29 December 2009

Christmas Musings with a dash of Chesterton

This Christmas was good, in all senses of the word. We put up a tall tree one week before Christmas (we ran out of time and had to buy it). I got all my shopping done 4 days before Christmas. We went caroling at a nursing home, and were blessed by those dear faces. We drank eggnog and hot cocoa. We lit candles for Advent, Dad read Christmas devotions. Mom read John Piper's The Innkeeper; and it really touched me again this year (I highly recommend it to you). We watched the most classic Christmas movie of all time, and a personal favorite, It's a Wonderful Life. We were blessed to have each of us here under one roof, together. But mostly, this Christmas, like every Christmas, and every day, was good because the Word became flesh, and dwelt among us, and God saw that it was good.

Since creation and hearts fell in the Garden of Eden so long ago, the world has spun upside-down. When the realization of the curse hit Adam and Eve, God spoke a Promise to the serpent, and to mankind. "
And I will put enmity between you and the woman, and between your seed and her Seed; He shall bruise your head, and you shall bruise His heel." (Genesis 3:15)

From that time forward, God's people looked for the Promise. Abraham a caught glimpse of it in the stars when God promised that through him all the nations of the earth would be blessed. He saw it again with Issac as they stared at the ram caught in the thicket - God would provide. Moses looked for the Light and caught a glimpse of it in a bush that burned but was not consumed. He took off his sandals because he stood on holy ground. The Israelites wandered, looking for a place to call Home. With hangdog hearts, mankind stood condemned, "but the tide turns now at Bethlehem."*

The earth almost went to Hell.
Instead, the greatest paradox of history, Heaven went to earth, and even further below. Christ, the God-man, was born in a dugout. "That is perhaps the mightiest of the mysteries of the cave. It is already apparent that though men are said to have looked for hell under the earth, in this case it is rather heaven that is under the earth."**

The stars parted, and God placed His foot on unholy ground. Finally, a war cry went out into the silent night, and the powers of darkness trembled. It was the cry of an infant. The shepherds came to see Him, the Good Shepherd, lying in a hay manger to become food for His sheep; to be the perfect Lamb, not caught in a thicket, but willingly offered for His people.
The wise men sought true Wisdom and found it in a Child. Jesus had no place to lay His head, but He became a Home for us. Jesus had no sin, but He became sin for us, so we might become the righteousness of God in Him.

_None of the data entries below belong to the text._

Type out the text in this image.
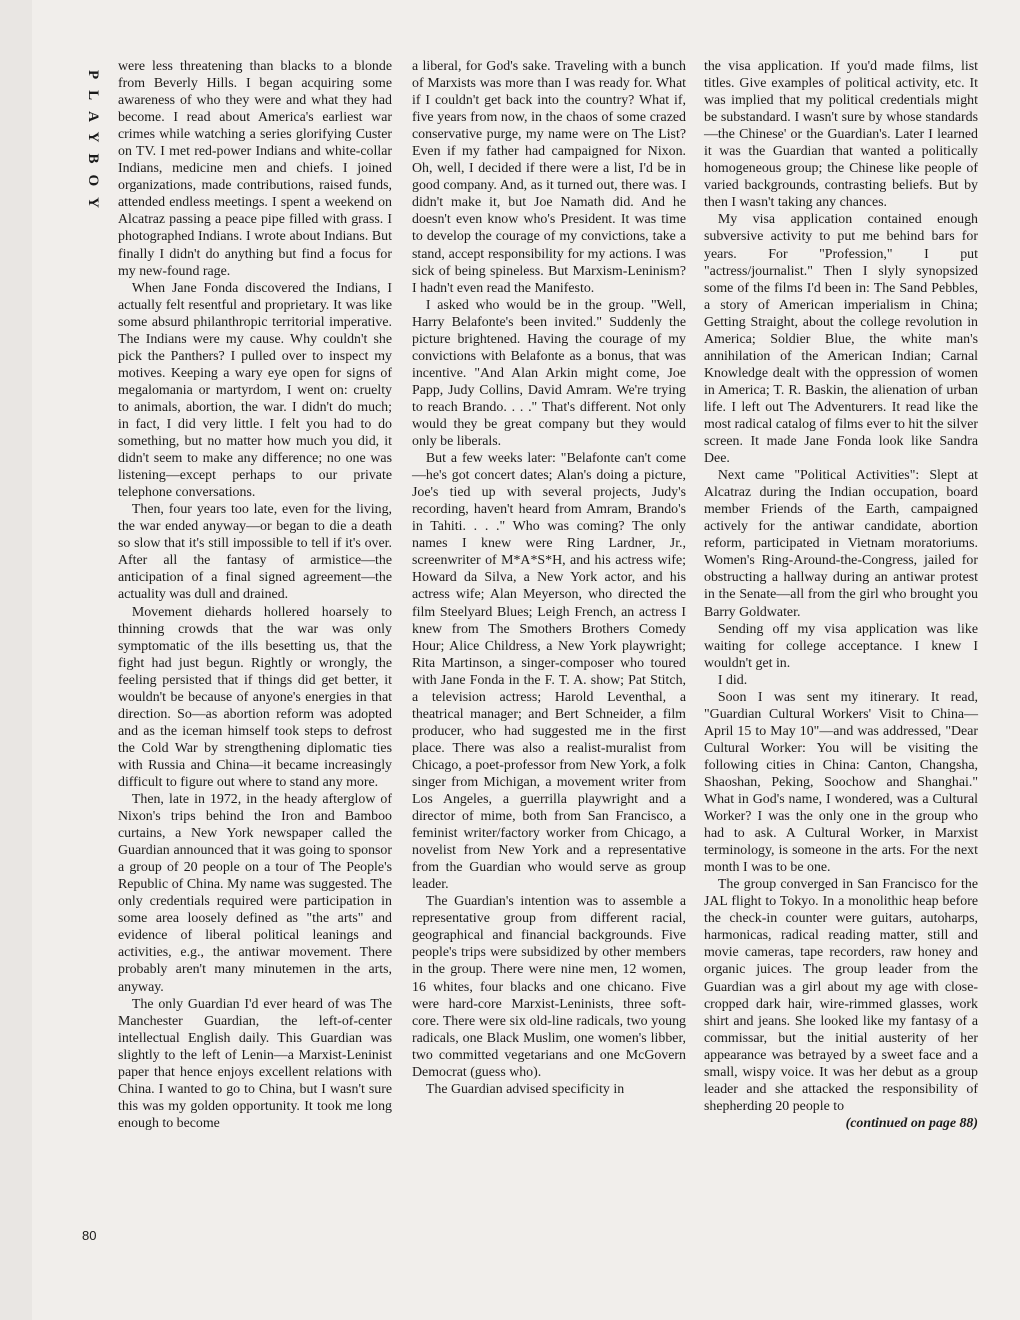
PLAYBOY

were less threatening than blacks to a blonde from Beverly Hills. I began acquiring some awareness of who they were and what they had become. I read about America's earliest war crimes while watching a series glorifying Custer on TV. I met red-power Indians and white-collar Indians, medicine men and chiefs. I joined organizations, made contributions, raised funds, attended endless meetings. I spent a weekend on Alcatraz passing a peace pipe filled with grass. I photographed Indians. I wrote about Indians. But finally I didn't do anything but find a focus for my new-found rage.

When Jane Fonda discovered the Indians, I actually felt resentful and proprietary. It was like some absurd philanthropic territorial imperative. The Indians were my cause. Why couldn't she pick the Panthers? I pulled over to inspect my motives. Keeping a wary eye open for signs of megalomania or martyrdom, I went on: cruelty to animals, abortion, the war. I didn't do much; in fact, I did very little. I felt you had to do something, but no matter how much you did, it didn't seem to make any difference; no one was listening—except perhaps to our private telephone conversations.

Then, four years too late, even for the living, the war ended anyway—or began to die a death so slow that it's still impossible to tell if it's over. After all the fantasy of armistice—the anticipation of a final signed agreement—the actuality was dull and drained.

Movement diehards hollered hoarsely to thinning crowds that the war was only symptomatic of the ills besetting us, that the fight had just begun. Rightly or wrongly, the feeling persisted that if things did get better, it wouldn't be because of anyone's energies in that direction. So—as abortion reform was adopted and as the iceman himself took steps to defrost the Cold War by strengthening diplomatic ties with Russia and China—it became increasingly difficult to figure out where to stand any more.

Then, late in 1972, in the heady afterglow of Nixon's trips behind the Iron and Bamboo curtains, a New York newspaper called the Guardian announced that it was going to sponsor a group of 20 people on a tour of The People's Republic of China. My name was suggested. The only credentials required were participation in some area loosely defined as "the arts" and evidence of liberal political leanings and activities, e.g., the antiwar movement. There probably aren't many minutemen in the arts, anyway.

The only Guardian I'd ever heard of was The Manchester Guardian, the left-of-center intellectual English daily. This Guardian was slightly to the left of Lenin—a Marxist-Leninist paper that hence enjoys excellent relations with China. I wanted to go to China, but I wasn't sure this was my golden opportunity. It took me long enough to become

a liberal, for God's sake. Traveling with a bunch of Marxists was more than I was ready for. What if I couldn't get back into the country? What if, five years from now, in the chaos of some crazed conservative purge, my name were on The List? Even if my father had campaigned for Nixon. Oh, well, I decided if there were a list, I'd be in good company. And, as it turned out, there was. I didn't make it, but Joe Namath did. And he doesn't even know who's President. It was time to develop the courage of my convictions, take a stand, accept responsibility for my actions. I was sick of being spineless. But Marxism-Leninism? I hadn't even read the Manifesto.

I asked who would be in the group. "Well, Harry Belafonte's been invited." Suddenly the picture brightened. Having the courage of my convictions with Belafonte as a bonus, that was incentive. "And Alan Arkin might come, Joe Papp, Judy Collins, David Amram. We're trying to reach Brando. . . ." That's different. Not only would they be great company but they would only be liberals.

But a few weeks later: "Belafonte can't come—he's got concert dates; Alan's doing a picture, Joe's tied up with several projects, Judy's recording, haven't heard from Amram, Brando's in Tahiti. . . ." Who was coming? The only names I knew were Ring Lardner, Jr., screenwriter of M*A*S*H, and his actress wife; Howard da Silva, a New York actor, and his actress wife; Alan Meyerson, who directed the film Steelyard Blues; Leigh French, an actress I knew from The Smothers Brothers Comedy Hour; Alice Childress, a New York playwright; Rita Martinson, a singer-composer who toured with Jane Fonda in the F. T. A. show; Pat Stitch, a television actress; Harold Leventhal, a theatrical manager; and Bert Schneider, a film producer, who had suggested me in the first place. There was also a realist-muralist from Chicago, a poet-professor from New York, a folk singer from Michigan, a movement writer from Los Angeles, a guerrilla playwright and a director of mime, both from San Francisco, a feminist writer/factory worker from Chicago, a novelist from New York and a representative from the Guardian who would serve as group leader.

The Guardian's intention was to assemble a representative group from different racial, geographical and financial backgrounds. Five people's trips were subsidized by other members in the group. There were nine men, 12 women, 16 whites, four blacks and one chicano. Five were hard-core Marxist-Leninists, three soft-core. There were six old-line radicals, two young radicals, one Black Muslim, one women's libber, two committed vegetarians and one McGovern Democrat (guess who).

The Guardian advised specificity in

the visa application. If you'd made films, list titles. Give examples of political activity, etc. It was implied that my political credentials might be substandard. I wasn't sure by whose standards—the Chinese' or the Guardian's. Later I learned it was the Guardian that wanted a politically homogeneous group; the Chinese like people of varied backgrounds, contrasting beliefs. But by then I wasn't taking any chances.

My visa application contained enough subversive activity to put me behind bars for years. For "Profession," I put "actress/journalist." Then I slyly synopsized some of the films I'd been in: The Sand Pebbles, a story of American imperialism in China; Getting Straight, about the college revolution in America; Soldier Blue, the white man's annihilation of the American Indian; Carnal Knowledge dealt with the oppression of women in America; T. R. Baskin, the alienation of urban life. I left out The Adventurers. It read like the most radical catalog of films ever to hit the silver screen. It made Jane Fonda look like Sandra Dee.

Next came "Political Activities": Slept at Alcatraz during the Indian occupation, board member Friends of the Earth, campaigned actively for the antiwar candidate, abortion reform, participated in Vietnam moratoriums. Women's Ring-Around-the-Congress, jailed for obstructing a hallway during an antiwar protest in the Senate—all from the girl who brought you Barry Goldwater.

Sending off my visa application was like waiting for college acceptance. I knew I wouldn't get in.

I did.

Soon I was sent my itinerary. It read, "Guardian Cultural Workers' Visit to China—April 15 to May 10"—and was addressed, "Dear Cultural Worker: You will be visiting the following cities in China: Canton, Changsha, Shaoshan, Peking, Soochow and Shanghai." What in God's name, I wondered, was a Cultural Worker? I was the only one in the group who had to ask. A Cultural Worker, in Marxist terminology, is someone in the arts. For the next month I was to be one.

The group converged in San Francisco for the JAL flight to Tokyo. In a monolithic heap before the check-in counter were guitars, autoharps, harmonicas, radical reading matter, still and movie cameras, tape recorders, raw honey and organic juices. The group leader from the Guardian was a girl about my age with close-cropped dark hair, wire-rimmed glasses, work shirt and jeans. She looked like my fantasy of a commissar, but the initial austerity of her appearance was betrayed by a sweet face and a small, wispy voice. It was her debut as a group leader and she attacked the responsibility of shepherding 20 people to

(continued on page 88)

80
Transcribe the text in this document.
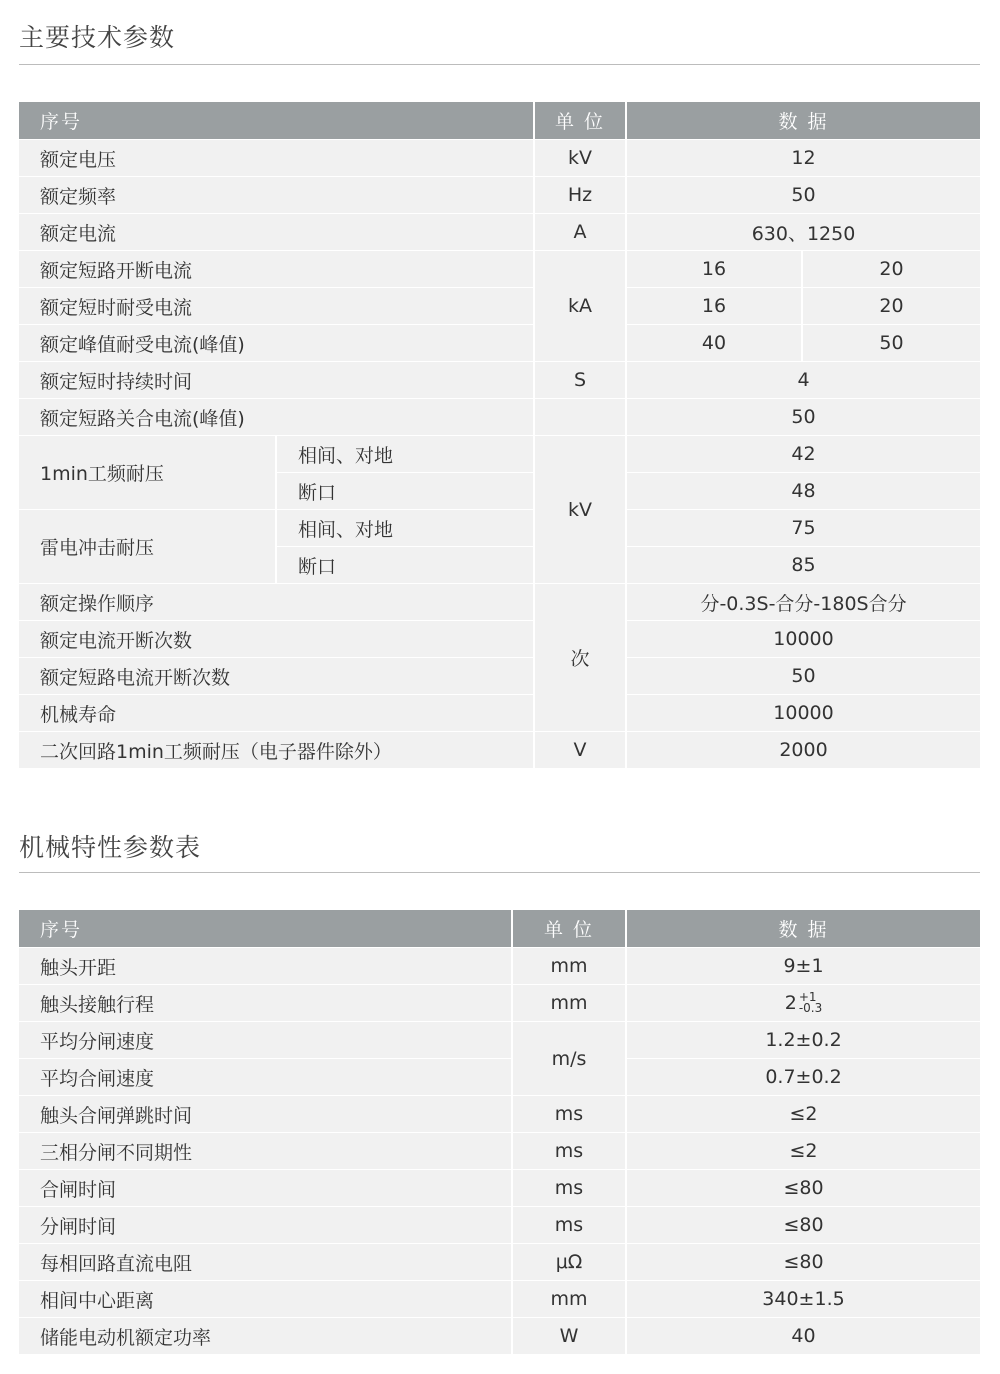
主要技术参数
序号		单 位	数 据	
额定电压		kV	12	
额定频率		Hz	50	
额定电流		A	630、1250	
额定短路开断电流		kA	16	20
额定短时耐受电流			16	20
额定峰值耐受电流(峰值)			40	50
额定短时持续时间		S	4	
额定短路关合电流(峰值)			50	
1min工频耐压	相间、对地	kV	42	
	断口		48	
雷电冲击耐压	相间、对地		75	
	断口		85	
额定操作顺序		次	分-0.3S-合分-180S合分	
额定电流开断次数			10000	
额定短路电流开断次数			50	
机械寿命			10000	
二次回路1min工频耐压（电子器件除外）		V	2000	
机械特性参数表
序号	单 位	数 据
触头开距	mm	9±1
触头接触行程	mm	2 +1
-0.3
平均分闸速度	m/s	1.2±0.2
平均合闸速度		0.7±0.2
触头合闸弹跳时间	ms	≤2
三相分闸不同期性	ms	≤2
合闸时间	ms	≤80
分闸时间	ms	≤80
每相回路直流电阻	μΩ	≤80
相间中心距离	mm	340±1.5
储能电动机额定功率	W	40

And that, my friends, is why Christmas is so good. To wrap up, I give you a Christmas poem more eloquent than my ramblings:

There fared a mother driven forth
Out of an inn to roam;
In the place where she was homeless
All men are at home.
The crazy stable close at hand,
With shaking timber and shifting sand,
Grew a stronger thing to abide and stand
Than the square stones of Rome.

For men are homesick in their homes,
And strangers under the sun,
And they lay their heads in a foreign land
Whenever the day is done.

Here we have battle and blazing eyes,
And chance and honour and high surprise,
But our homes are under miraculous skies
Where the yule tale was begun.

A child in a foul stable,
Where the beasts feed and foam;
Only where He was homeless
Are you and I at home;
We have hands that fashion and heads that know,
But our hearts we lost---how long ago!
In a place no chart nor ship can show
Under the sky's dome.

This world is wild as an old wife's tale,
And strange the plain things are,
The earth is enough and the air is enough
For our wonder and our war;
But our rest is as far as the fire-drake swings
And our peace is put in impossible things
Where clashed and thundered unthinkable wings
Round an incredible star.

To an open house in the evening
Home shall all men come,
To an older place than Eden
And a taller town than Rome.
To the end of the way of the wandering star,
To the things that cannot be and that are,
To the place where God was homeless
And all men are at home.

- By G.K. Chesterton

*Lyrics from This is War by Dustin Kensrue
**From G.K. Chesterton's book, "Everlasting Man", chapter titled "God in the Cave".